Finding standard deviation of combination of data

songoku · Jun 10, 2024

I tried some workings but got me nowhere. I just want to ask whether this question is solvable, i.e the answer can be in numerical value. If yes, then I want to try a bit by myself before asking for hint here.

Thanks

FactChecker · Jun 10, 2024

To be clear, by A+B, I assume you mean some set of data ##\{ c_i = a_i + b_i | a_i \in A,\ b_i \in B\}##.
In that case, the correlation between the ##a_i##s and associated ##b_i##s must be considered.
The general equation is Var(##X_A+Y_B##) = Var(##X_A##) + Var(##Y_B##) +2 Cov(##X_A,\ Y_B##).
For uncorrelated random variables, ##X_A## and ##Y_B##, this becomes Var(##X_A+Y_B##) = Var(##X_A##) + Var(##Y_B##)

songoku · Jun 11, 2024

FactChecker said:

To be clear, by A+B, I assume you mean some set of data ##\{ c_i = a_i + b_i | a_i \in A,\ b_i \in B\}##.
In that case, the correlation between the ##a_i##s and associated ##b_i##s must be considered.
The general equation is Var(##X_A+Y_B##) = Var(##X_A##) + Var(##Y_B##) +2 Cov(##X_A,\ Y_B##).
For uncorrelated random variables, ##X_A## and ##Y_B##, this becomes Var(##X_A+Y_B##) = Var(##X_A##) + Var(##Y_B##)

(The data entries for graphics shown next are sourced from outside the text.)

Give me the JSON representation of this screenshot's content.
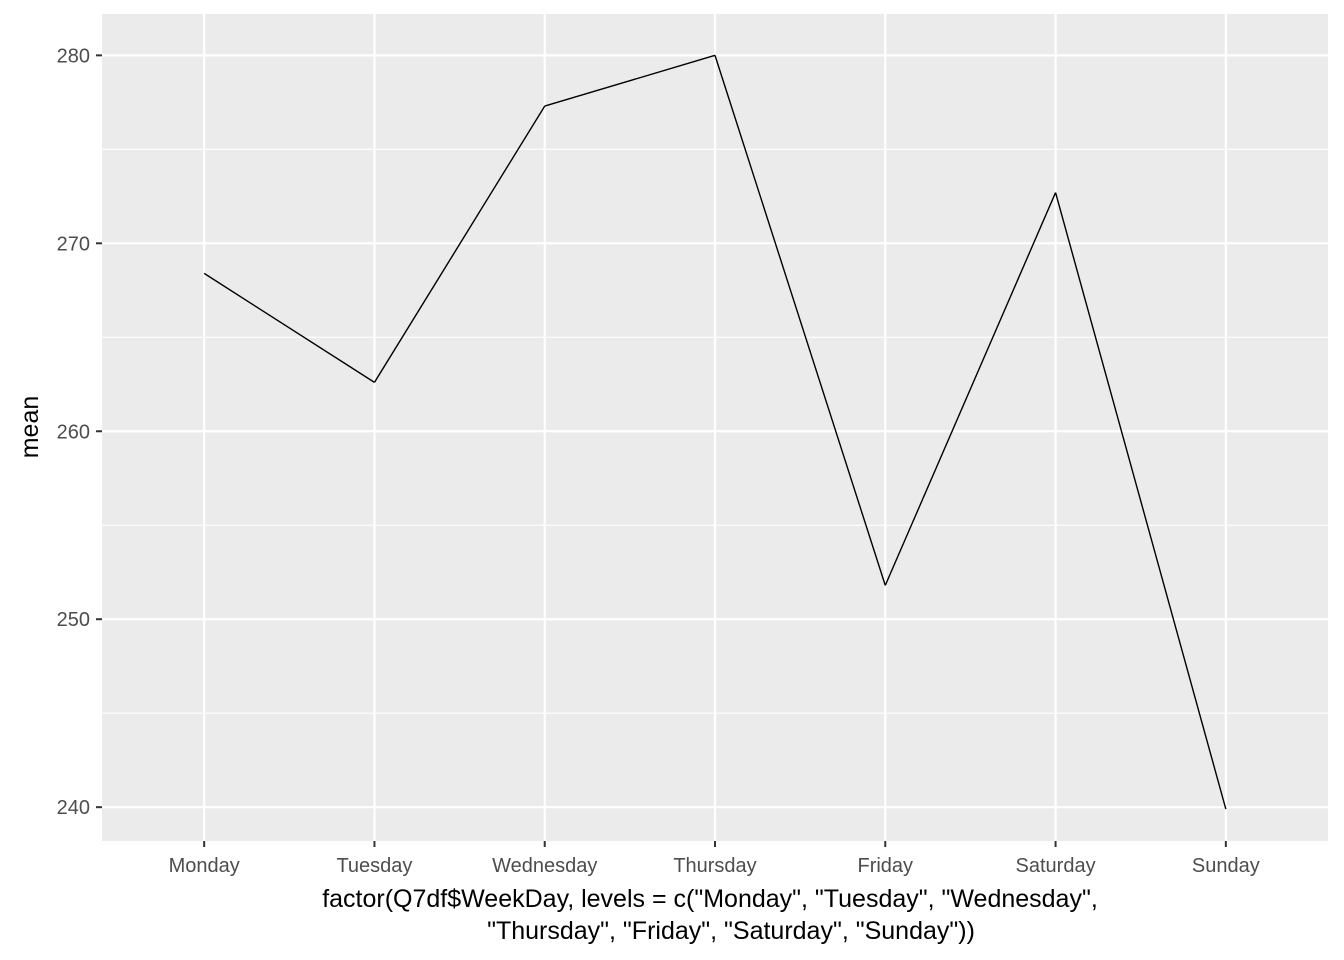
{
  "chart_data": {
    "type": "line",
    "title": "",
    "xlabel_lines": [
      "factor(Q7df$WeekDay, levels = c(\"Monday\", \"Tuesday\", \"Wednesday\",",
      "\"Thursday\", \"Friday\", \"Saturday\", \"Sunday\"))"
    ],
    "ylabel": "mean",
    "categories": [
      "Monday",
      "Tuesday",
      "Wednesday",
      "Thursday",
      "Friday",
      "Saturday",
      "Sunday"
    ],
    "values": [
      268.4,
      262.6,
      277.3,
      280.0,
      251.8,
      272.7,
      239.9
    ],
    "ylim": [
      238.2,
      282.2
    ],
    "y_ticks": [
      240,
      250,
      260,
      270,
      280
    ],
    "grid": true,
    "legend": "none",
    "colors": {
      "panel_bg": "#ebebeb",
      "grid": "#ffffff",
      "line": "#000000",
      "tick_text": "#4d4d4d",
      "tick_mark": "#333333"
    }
  }
}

Ah I see, so basically this question not really making sense because the number of data in each group is not the same so A + B will result in some data in A has no match for data in B.

If the question is modified into finding the standard deviation if the data in A is combined with data in B (so now the total data is 250), can we solve it? Actually this is the one I tried and got stuck (so I thought maybe the information of the question is not enough)

Thanks

Hill · Jun 11, 2024

songoku said:

Ah I see, so basically this question not really making sense because the number of data in each group is not the same so A + B will result in some data in A has no match for data in B.

If the question is modified into finding the standard deviation if the data in A is combined with data in B (so now the total data is 250), can we solve it? Actually this is the one I tried and got stuck (so I thought maybe the information of the question is not enough)

Thanks

It can be solved if we assume that the groups are taken from the same population and have the same mean.

FactChecker · Jun 11, 2024

songoku said:

Ah I see, so basically this question not really making sense because the number of data in each group is not the same so A + B will result in some data in A has no match for data in B.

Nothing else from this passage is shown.